Cross looks for clues and deduces Casanova's true identity. Cross keeps the information from Agent Craig and decides to conduct his own stakeout. He follows Detective Sikes, positive that he is Casanova, looking for a new woman to kidnap. Cross snoops outside a house that Sikes has entered. Sikes sees him, and they fight. The woman turns out to be Sikes' mistress, an affair the FBI knew about.

Later, while McTiernan and Cross are on a vacation, Cross goes jogging and finds a dead FBI agent. He runs back to the house where Casanova, who is revealed to be Sikes' partner, Ruskin, hits him with a stun gun. With Cross incapacitated, Casanova heads for Kate, but she fights him and defeats him. As he aims his gun at her, Cross recovers in time to shoot and kill him. Cross and McTiernan later go their separate ways even though they have become close friends. Once back in Washington, Cross and Sampson receive a new case.

==Characters==
- Dr. Alex Cross: An African-American forensic psychologist as well as a detective, described as good-looking and well-built. He is often referred to as "Doctor Detective". Despite being very dedicated to his job, he manages to be a devoted father to his two children. He is the uncle of Naomi Cross, one of the Casanova's victims, which is the reason why he travels south to help in the investigation.

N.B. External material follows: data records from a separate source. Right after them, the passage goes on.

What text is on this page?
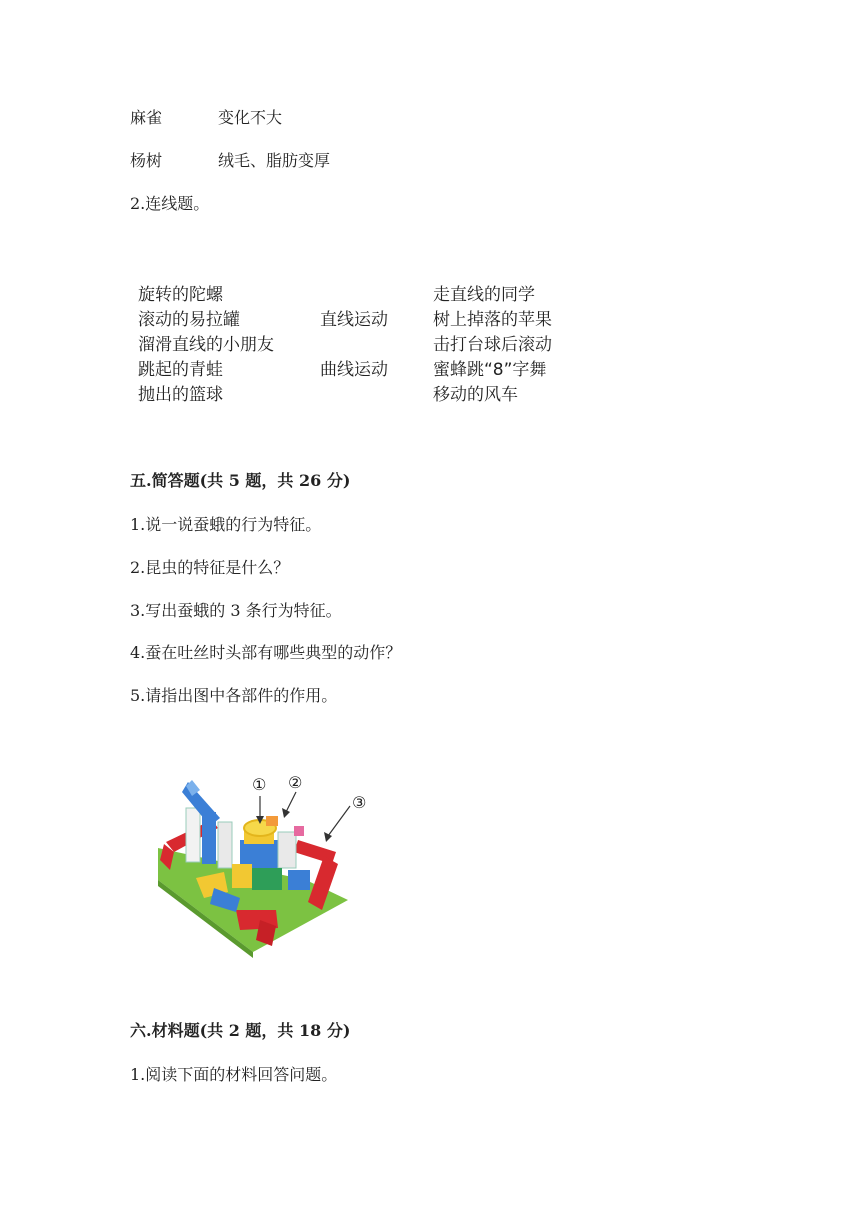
麻雀	变化不大
杨树	绒毛、脂肪变厚
2.连线题。
旋转的陀螺
滚动的易拉罐
溜滑直线的小朋友
跳起的青蛙
抛出的篮球
直线运动
曲线运动
走直线的同学
树上掉落的苹果
击打台球后滚动
蜜蜂跳“8”字舞
移动的风车
五.简答题(共 5 题，共 26 分)
1.说一说蚕蛾的行为特征。
2.昆虫的特征是什么？
3.写出蚕蛾的 3 条行为特征。
4.蚕在吐丝时头部有哪些典型的动作？
5.请指出图中各部件的作用。
① ②
③
六.材料题(共 2 题，共 18 分)
1.阅读下面的材料回答问题。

- Dr. Kate McTiernan: A young physician who is captured by Casanova as part of his "harem", but manages to escape from his underground hiding place thanks to her martial-arts skills. After recovering physically, she joins Cross on the hunt for her abductor, and starts to develop a close relationship with him.

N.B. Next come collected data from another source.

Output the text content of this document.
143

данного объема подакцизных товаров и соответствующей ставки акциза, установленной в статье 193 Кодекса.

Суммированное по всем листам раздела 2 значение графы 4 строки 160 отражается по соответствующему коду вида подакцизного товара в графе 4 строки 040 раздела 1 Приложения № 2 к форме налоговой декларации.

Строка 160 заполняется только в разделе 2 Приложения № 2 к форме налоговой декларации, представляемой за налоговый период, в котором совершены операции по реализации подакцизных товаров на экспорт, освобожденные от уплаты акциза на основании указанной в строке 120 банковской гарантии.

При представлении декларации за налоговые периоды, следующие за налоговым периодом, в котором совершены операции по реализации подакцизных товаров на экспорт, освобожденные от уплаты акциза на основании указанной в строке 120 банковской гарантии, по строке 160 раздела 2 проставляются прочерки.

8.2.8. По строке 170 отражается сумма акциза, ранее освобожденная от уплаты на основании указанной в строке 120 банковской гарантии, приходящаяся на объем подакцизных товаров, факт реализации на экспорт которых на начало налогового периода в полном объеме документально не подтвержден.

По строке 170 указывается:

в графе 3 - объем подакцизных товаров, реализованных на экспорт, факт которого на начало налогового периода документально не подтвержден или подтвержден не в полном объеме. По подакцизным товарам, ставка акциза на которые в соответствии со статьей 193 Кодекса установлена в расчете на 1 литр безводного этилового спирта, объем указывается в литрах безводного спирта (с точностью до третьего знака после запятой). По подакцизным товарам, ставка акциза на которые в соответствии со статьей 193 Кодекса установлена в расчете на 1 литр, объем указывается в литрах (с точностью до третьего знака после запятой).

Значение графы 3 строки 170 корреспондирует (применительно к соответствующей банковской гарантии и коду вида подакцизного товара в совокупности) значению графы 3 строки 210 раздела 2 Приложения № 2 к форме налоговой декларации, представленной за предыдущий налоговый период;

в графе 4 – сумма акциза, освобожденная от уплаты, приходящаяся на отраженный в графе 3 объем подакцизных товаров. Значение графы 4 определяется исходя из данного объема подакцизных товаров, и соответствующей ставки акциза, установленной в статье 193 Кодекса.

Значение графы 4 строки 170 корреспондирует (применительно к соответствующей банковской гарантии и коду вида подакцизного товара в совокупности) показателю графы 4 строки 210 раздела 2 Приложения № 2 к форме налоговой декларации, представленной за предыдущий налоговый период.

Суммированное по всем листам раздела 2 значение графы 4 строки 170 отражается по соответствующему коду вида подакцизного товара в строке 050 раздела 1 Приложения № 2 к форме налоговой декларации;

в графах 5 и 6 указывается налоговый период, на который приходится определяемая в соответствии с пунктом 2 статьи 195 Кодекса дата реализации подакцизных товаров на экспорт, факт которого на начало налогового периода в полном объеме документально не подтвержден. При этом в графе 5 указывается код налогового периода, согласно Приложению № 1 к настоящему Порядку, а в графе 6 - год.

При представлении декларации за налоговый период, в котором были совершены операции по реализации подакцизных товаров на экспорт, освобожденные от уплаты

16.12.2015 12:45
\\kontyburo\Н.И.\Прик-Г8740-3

- Casanova: A serial killer from North Carolina who "collects" beautiful, exceptional, young women whom he holds in an underground "harem", raping and eventually murdering them. He bonded with The Gentleman Caller years ago and they murdered women together for some time.

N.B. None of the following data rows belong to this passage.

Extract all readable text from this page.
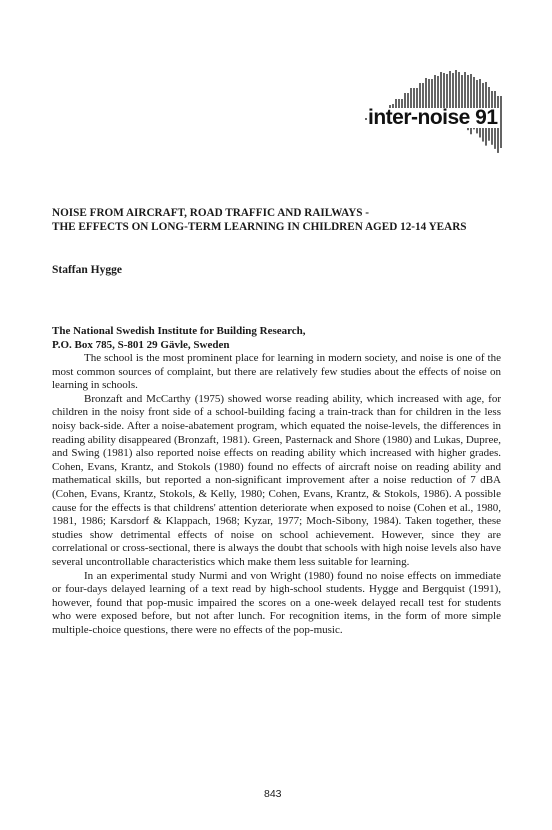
inter-noise 91
NOISE FROM AIRCRAFT, ROAD TRAFFIC AND RAILWAYS -
THE EFFECTS ON LONG-TERM LEARNING IN CHILDREN AGED 12-14 YEARS

Staffan Hygge

The National Swedish Institute for Building Research,
P.O. Box 785, S-801 29 Gävle, Sweden

The school is the most prominent place for learning in modern society, and noise is one of the most common sources of complaint, but there are relatively few studies about the effects of noise on learning in schools.

Bronzaft and McCarthy (1975) showed worse reading ability, which increased with age, for children in the noisy front side of a school-building facing a train-track than for children in the less noisy back-side. After a noise-abatement program, which equated the noise-levels, the differences in reading ability disappeared (Bronzaft, 1981). Green, Pasternack and Shore (1980) and Lukas, Dupree, and Swing (1981) also reported noise effects on reading ability which increased with higher grades. Cohen, Evans, Krantz, and Stokols (1980) found no effects of aircraft noise on reading ability and mathematical skills, but reported a non-significant improvement after a noise reduction of 7 dBA (Cohen, Evans, Krantz, Stokols, & Kelly, 1980; Cohen, Evans, Krantz, & Stokols, 1986). A possible cause for the effects is that childrens' attention deteriorate when exposed to noise (Cohen et al., 1980, 1981, 1986; Karsdorf & Klappach, 1968; Kyzar, 1977; Moch-Sibony, 1984). Taken together, these studies show detrimental effects of noise on school achievement. However, since they are correlational or cross-sectional, there is always the doubt that schools with high noise levels also have several uncontrollable characteristics which make them less suitable for learning.

In an experimental study Nurmi and von Wright (1980) found no noise effects on immediate or four-days delayed learning of a text read by high-school students. Hygge and Bergquist (1991), however, found that pop-music impaired the scores on a one-week delayed recall test for students who were exposed before, but not after lunch. For recognition items, in the form of more simple multiple-choice questions, there were no effects of the pop-music.

843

- The Gentleman Caller: The other serial killer in the story, a much more brutal and direct murderer who likes to cut off bodyparts and keep them as trophies. He murdered a young couple on a lake in the early 80s, and was soon discovered by Casanova, with whom he formed a unique bond.

==Film adaptation==
The novel was adapted into a 1997 film directed by Gary Fleder and stars Morgan Freeman as Alex Cross, Cary Elwes as Nick Ruskin, and Ashley Judd as Kate McTiernan. A number of subplots and characters from the book were removed in the screenplay, most notably the character of Beth Lieberman and the publishing of notes in the Los Angeles Times, as well as Cross suspecting and tailing Sikes.

==Popular culture==
Brendan Dassey, nephew of Steven Avery and on trial for the murder of Teresa Halbach, said in his trial that, although he could not remember the author's name, he had made up part of his confession based on reading Kiss the Girls.